Hamas will weiter gegen Israel kämpfen

Kurz vor Beginn des israelischen Abzugs aus dem Gaza-Streifen konkurrieren die palästinensische Regierung und die Islamisten um die Lorbeeren des Erfolgs. Ungeachtet einer vereinbarten Waffenruhe wird die Siedlung Kfar Darom beschossen

AUS JERUSALEMSUSANNE KNAUL

Im Vorfeld des israelischen Abzugs aus dem Gaza-Streifen streiten die palästinensische Regierungspartei Fatah und die islamistische Opposition Hamas um die Lorbeeren. „Unser Volk beginnt den Staatsaufbau“, sagte Palästinenserpräsident Mahmud Abbas im Verlauf einer von der Autonomiebehörde veranstalteten riesigen Abzugsfeier am Hafen der Fischer in Gaza: „Heute Gaza, morgen Jenin und übermorgen Jerusalem.“ Es werde nur „ein Gesetz und eine Waffengewalt“ geben, meinte er, sehr zum Unwillen von Mahmud A-Sahar, Chef der Hamas im Gaza-Streifen, der eine Entwaffnung seiner Männer strikt ablehnt.
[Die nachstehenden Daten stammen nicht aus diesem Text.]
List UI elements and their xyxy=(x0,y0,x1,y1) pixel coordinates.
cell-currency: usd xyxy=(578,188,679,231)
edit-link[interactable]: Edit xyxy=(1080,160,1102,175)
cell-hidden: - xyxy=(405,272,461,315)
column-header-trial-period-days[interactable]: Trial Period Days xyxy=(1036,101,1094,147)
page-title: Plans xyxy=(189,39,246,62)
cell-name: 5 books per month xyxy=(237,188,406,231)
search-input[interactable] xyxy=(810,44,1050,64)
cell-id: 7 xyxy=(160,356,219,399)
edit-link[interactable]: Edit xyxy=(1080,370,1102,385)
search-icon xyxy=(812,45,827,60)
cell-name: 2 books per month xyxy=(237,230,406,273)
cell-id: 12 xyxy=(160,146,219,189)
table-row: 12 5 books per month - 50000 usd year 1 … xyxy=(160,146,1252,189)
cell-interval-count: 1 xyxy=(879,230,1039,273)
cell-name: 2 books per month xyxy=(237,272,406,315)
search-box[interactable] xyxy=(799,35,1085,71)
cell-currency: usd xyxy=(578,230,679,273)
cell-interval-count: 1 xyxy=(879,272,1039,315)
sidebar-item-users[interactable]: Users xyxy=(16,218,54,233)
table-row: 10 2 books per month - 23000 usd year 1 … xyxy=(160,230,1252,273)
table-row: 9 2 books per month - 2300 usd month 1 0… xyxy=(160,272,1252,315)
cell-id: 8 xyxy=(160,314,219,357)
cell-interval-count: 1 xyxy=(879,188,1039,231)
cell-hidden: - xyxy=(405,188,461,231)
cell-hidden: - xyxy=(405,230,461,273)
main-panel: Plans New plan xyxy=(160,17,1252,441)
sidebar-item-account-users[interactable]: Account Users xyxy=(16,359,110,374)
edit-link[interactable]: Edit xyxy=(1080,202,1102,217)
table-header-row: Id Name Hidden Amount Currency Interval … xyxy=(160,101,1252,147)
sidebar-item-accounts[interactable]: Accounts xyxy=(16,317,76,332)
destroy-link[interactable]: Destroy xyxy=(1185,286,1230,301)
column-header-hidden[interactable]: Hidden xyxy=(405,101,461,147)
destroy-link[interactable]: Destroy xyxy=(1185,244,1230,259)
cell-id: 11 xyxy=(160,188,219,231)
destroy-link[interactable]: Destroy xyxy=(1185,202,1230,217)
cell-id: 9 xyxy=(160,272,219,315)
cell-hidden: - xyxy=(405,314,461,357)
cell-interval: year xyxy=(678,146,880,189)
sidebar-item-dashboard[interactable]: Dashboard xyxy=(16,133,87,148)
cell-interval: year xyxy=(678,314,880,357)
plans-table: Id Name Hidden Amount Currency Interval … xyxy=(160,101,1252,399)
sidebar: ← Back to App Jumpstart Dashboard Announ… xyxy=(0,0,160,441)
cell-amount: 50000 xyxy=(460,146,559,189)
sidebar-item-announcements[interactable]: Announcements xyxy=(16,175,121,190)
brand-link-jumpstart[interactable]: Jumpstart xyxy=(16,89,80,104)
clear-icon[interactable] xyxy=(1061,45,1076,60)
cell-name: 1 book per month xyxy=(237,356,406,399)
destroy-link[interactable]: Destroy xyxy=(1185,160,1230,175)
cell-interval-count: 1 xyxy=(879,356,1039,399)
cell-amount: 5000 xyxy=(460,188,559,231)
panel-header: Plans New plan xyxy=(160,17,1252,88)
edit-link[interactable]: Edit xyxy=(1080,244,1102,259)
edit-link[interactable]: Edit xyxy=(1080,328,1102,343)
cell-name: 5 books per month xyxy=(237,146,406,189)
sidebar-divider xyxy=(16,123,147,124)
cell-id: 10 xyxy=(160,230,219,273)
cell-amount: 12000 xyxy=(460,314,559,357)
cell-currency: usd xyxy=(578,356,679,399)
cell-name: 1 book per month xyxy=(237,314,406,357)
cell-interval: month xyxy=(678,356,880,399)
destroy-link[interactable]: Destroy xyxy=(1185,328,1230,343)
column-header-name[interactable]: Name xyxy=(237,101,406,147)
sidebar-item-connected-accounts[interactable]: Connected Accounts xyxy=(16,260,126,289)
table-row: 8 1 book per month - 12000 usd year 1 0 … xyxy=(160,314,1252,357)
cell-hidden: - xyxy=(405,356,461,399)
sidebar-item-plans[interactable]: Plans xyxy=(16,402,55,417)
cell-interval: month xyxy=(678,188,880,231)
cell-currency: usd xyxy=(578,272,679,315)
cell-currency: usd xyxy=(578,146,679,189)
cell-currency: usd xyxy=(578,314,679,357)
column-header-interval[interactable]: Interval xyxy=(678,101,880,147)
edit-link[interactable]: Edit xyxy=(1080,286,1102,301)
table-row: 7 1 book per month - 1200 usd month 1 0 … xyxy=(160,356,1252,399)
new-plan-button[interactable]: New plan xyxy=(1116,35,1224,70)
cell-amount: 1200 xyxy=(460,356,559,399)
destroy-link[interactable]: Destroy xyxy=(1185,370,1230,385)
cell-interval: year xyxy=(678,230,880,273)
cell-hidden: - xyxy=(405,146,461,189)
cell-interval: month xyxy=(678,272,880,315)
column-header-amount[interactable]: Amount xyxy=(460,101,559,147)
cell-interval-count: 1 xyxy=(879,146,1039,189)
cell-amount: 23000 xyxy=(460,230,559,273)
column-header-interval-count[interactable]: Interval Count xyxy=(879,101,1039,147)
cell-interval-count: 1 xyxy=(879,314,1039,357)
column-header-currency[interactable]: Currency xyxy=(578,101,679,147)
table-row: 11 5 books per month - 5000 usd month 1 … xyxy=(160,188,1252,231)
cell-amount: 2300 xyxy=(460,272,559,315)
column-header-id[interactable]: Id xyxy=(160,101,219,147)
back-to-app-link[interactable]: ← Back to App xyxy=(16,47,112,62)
Rund 7.500 palästinensische Sicherheitsleute sind im Einsatz, um Übergriffe gegen Israel und jüdische Siedler zu verhindern. Die Hamas will zwar für die Dauer des Gaza-Abzugs von Angriffen absehen, hält sich aber für die Zeit danach die Option offen, auf mögliche israelische Aggressionen zu reagieren. „Es sind unsere Waffen, die die Besatzung bezwungen haben“, konterte A-Sahar die Andeutungen von Abbas, die Gewehre zu konfiszieren. A-Sahars Aufforderung an die eigenen Männer, „niemanden außer Juden zu verletzen“, deuten Aktivisten der Bewegung als eine Botschaft, Hamas sei in der Lage, die palästinensischen Sicherheitskräfte anzugreifen.

Zahlreiche neue Kämpfer wurden am Wochenende mit dem Zeugnis des militärischen Hamas-Flügels ausgezeichnet. Sonderkommandos sollen unmittelbar nach dem Abzug in die verlassenen jüdischen Siedlungen einziehen, um den vermeintlichen Sieg der Bewegung über die israelische Armee zu demonstrieren. Der ehemalige palästinensische Sicherheitschef und jetzige Minister für Zivilangelegenheiten, Mohammad Dahlan, drohte: „Wir werden niemandem erlauben, die Kontrolle über die Palästinensische Autonomiebehörde zu nehmen.“

Außerdem brodelt es innerhalb der Fatah. Der in Tunis lebende Parteichef Farouk Kaddoumi kündigte an, nach Gaza ziehen zu wollen, um die militärischen Kräfte der Autonomiebehörde und der Opposition in einer „Volksarmee“ zu vereinen. Diese Armee soll, Berichten der liberalen israelischen Tageszeitung Ha’aretz zufolge, jüngst in die Frührente entlassene Sicherheitsleute umfassen. Kaddoumi würde damit die von Abbas getroffenen personellen Reformmaßnahmen unterlaufen.

Trotz der für die Zeit des Abzugs garantierten Waffenruhe kam es in der Nacht zum Sonntag zu einem Schussüberfall auf die jüdische Siedlung Kfar Darom, die am Mittwoch geräumt werden soll. Ein Panzer, der auf die Angreifer zielte, traf versehentlich einen eigenen Truppentransporter und verletzte fünf Soldaten zum Teil schwer. Der Zwischenfall ist Wind auf den Mühlen der Abzugsgegner, die Israels Premierminister Ariel Scharon dafür kritisieren, „unter Feuer“ die Siedler aus dem Gaza-Streifen abzuziehen. Die Polizei rechnet mit 3.000 bis 5.000 jüdischen Aktivisten, die sich in den Gaza-Streifen eingeschlichen haben, um den Abzug zu vereiteln. Einige Siedler haben begonnen, die Ortseinfahrten zu verbarrikadieren.